Congressional and gubernatorial races

On October 2, Brazilians will also select 27 out of 81 senators and all 513 members of the Chamber of Deputies. Brazil’s Congress is a powerful actor in the country’s politics—having impeached Rousseff and blocked much of Bolsonaro’s agenda—and its influence is only growing under the powerful Speaker of the House Arthur Lira. In 2020, lawmakers intensified the use of a mechanism known as the “secret budget,” which allows it to transfer funds to members to use for discretionary usage in their district.

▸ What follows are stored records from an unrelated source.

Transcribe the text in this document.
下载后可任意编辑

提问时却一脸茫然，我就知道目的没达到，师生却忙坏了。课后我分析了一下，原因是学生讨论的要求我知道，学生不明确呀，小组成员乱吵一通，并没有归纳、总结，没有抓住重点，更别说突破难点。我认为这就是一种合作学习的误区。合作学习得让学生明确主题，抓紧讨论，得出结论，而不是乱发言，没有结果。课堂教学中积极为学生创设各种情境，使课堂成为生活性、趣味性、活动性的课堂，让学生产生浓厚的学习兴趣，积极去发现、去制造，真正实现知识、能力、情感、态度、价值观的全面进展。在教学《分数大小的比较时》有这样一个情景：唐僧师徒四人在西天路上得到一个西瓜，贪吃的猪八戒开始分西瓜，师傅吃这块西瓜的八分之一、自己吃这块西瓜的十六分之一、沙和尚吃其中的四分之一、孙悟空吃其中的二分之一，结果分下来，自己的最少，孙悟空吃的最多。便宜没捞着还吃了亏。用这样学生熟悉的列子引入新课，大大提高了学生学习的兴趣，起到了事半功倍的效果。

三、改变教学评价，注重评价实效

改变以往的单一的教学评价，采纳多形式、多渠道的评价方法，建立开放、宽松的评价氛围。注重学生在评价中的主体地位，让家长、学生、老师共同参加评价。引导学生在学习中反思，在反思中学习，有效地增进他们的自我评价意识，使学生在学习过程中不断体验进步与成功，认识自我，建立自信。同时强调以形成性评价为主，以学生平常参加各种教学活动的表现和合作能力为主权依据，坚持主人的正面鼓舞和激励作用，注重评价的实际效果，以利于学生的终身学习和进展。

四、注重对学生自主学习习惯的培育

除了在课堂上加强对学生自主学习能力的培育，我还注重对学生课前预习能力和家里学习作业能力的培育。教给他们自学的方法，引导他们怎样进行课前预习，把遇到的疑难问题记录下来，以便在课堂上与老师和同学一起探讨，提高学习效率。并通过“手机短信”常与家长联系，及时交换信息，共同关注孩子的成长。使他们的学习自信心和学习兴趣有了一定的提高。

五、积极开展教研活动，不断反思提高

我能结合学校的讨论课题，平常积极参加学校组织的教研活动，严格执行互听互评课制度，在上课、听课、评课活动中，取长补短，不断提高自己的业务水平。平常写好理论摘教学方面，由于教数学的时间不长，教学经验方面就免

Brazil’s Congress features a large number of parties and a wide range of ideological camps, due in part to the relatively low threshold of votes needed to get elected in large multi-member districts like São Paulo and Minas Gerais. Congress is thus best understood through various caucuses of members. Caucuses, who represent interests like agrobusiness or evangelical voters, can and do steer Congress’ agenda. The Centrão, a Lira-helmed centrist group of about half of the 513 congressmen, are currently the most powerful force.

Polling for the large number of Congressional seats is challenging, and seven out of 10 Brazilians said they still didn’t know who they who they planned to support for federal deputy as of September 19, per DataFolha. One factor to keep in mind is that Brazil’s electoral system allows citizens to vote for parties rather than specific candidates for Congress and governor. This can enhance the tailwinds of a strong performance by a presidential candidate. About half of the voters who told DataFolha they had decided their deputy vote said they planned to elect a candidate from the same party as their preferred presidential candidate.

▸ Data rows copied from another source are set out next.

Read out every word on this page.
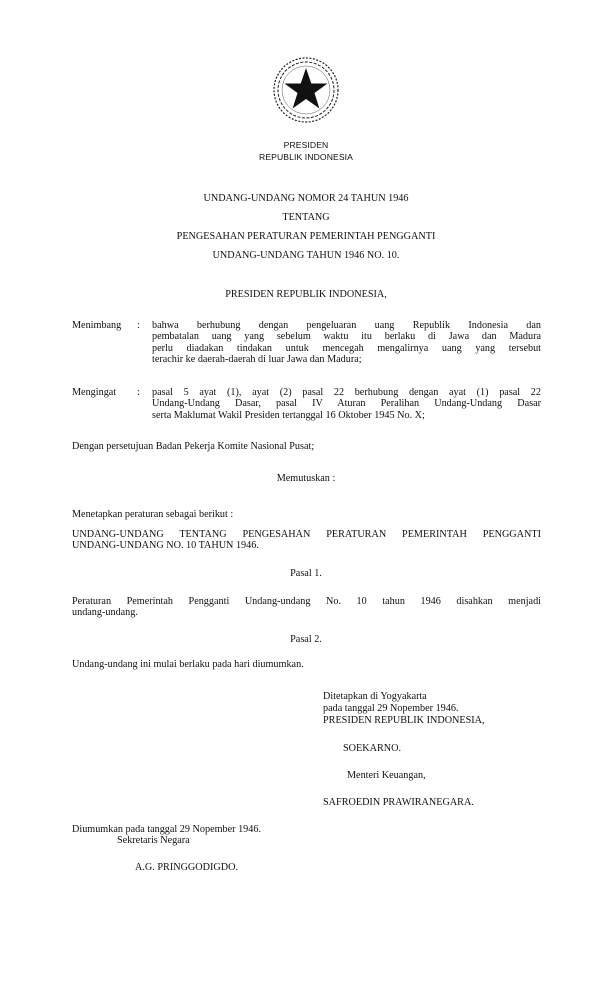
PRESIDEN
REPUBLIK INDONESIA
UNDANG-UNDANG NOMOR 24 TAHUN 1946
TENTANG
PENGESAHAN PERATURAN PEMERINTAH PENGGANTI
UNDANG-UNDANG TAHUN 1946 NO. 10.
PRESIDEN REPUBLIK INDONESIA,
Menimbang : bahwa berhubung dengan pengeluaran uang Republik Indonesia dan
pembatalan uang yang sebelum waktu itu berlaku di Jawa dan Madura
perlu diadakan tindakan untuk mencegah mengalirnya uang yang tersebut
terachir ke daerah-daerah di luar Jawa dan Madura;
Mengingat : pasal 5 ayat (1), ayat (2) pasal 22 berhubung dengan ayat (1) pasal 22
Undang-Undang Dasar, pasal IV Aturan Peralihan Undang-Undang Dasar
serta Maklumat Wakil Presiden tertanggal 16 Oktober 1945 No. X;
Dengan persetujuan Badan Pekerja Komite Nasional Pusat;
Memutuskan :
Menetapkan peraturan sebagai berikut :
UNDANG-UNDANG TENTANG PENGESAHAN PERATURAN PEMERINTAH PENGGANTI
UNDANG-UNDANG NO. 10 TAHUN 1946.
Pasal 1.
Peraturan Pemerintah Pengganti Undang-undang No. 10 tahun 1946 disahkan menjadi
undang-undang.
Pasal 2.
Undang-undang ini mulai berlaku pada hari diumumkan.
Ditetapkan di Yogyakarta
pada tanggal 29 Nopember 1946.
PRESIDEN REPUBLIK INDONESIA,
SOEKARNO.
Menteri Keuangan,
SAFROEDIN PRAWIRANEGARA.
Diumumkan pada tanggal 29 Nopember 1946.
Sekretaris Negara
A.G. PRINGGODIGDO.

Due to the effect of the “secret budget,” it is likely that the incumbency advantage will be stronger than usual in this election, especially for allies of Bolsonaro and Lira, who received the most discretionary money. Congressional candidates and gubernatorial candidates in Brazil’s 26 states and federal district will be running on the top issues concerning Brazil. Per pollster Genial/Quaest, the economy is the top issue in the election to 39 percent of voters, by far the biggest share. “What people are looking for is for someone who can actually fix the economy," said pollster Felipe Nunes on the Latin America in Focus podcast. Social issues, like hunger, poverty, and inequality, are the principal issues to 21 percent of voters. Health, including the pandemic (14 percent) and corruption (8 percent) are also pivotal for some voters.

The composition of Congress will be important to whoever wins, as will the bodies’ elected leaders, like the Speaker of the House. Their relationship to the president will determine the president’s ability to control Congress’ agenda and the budget.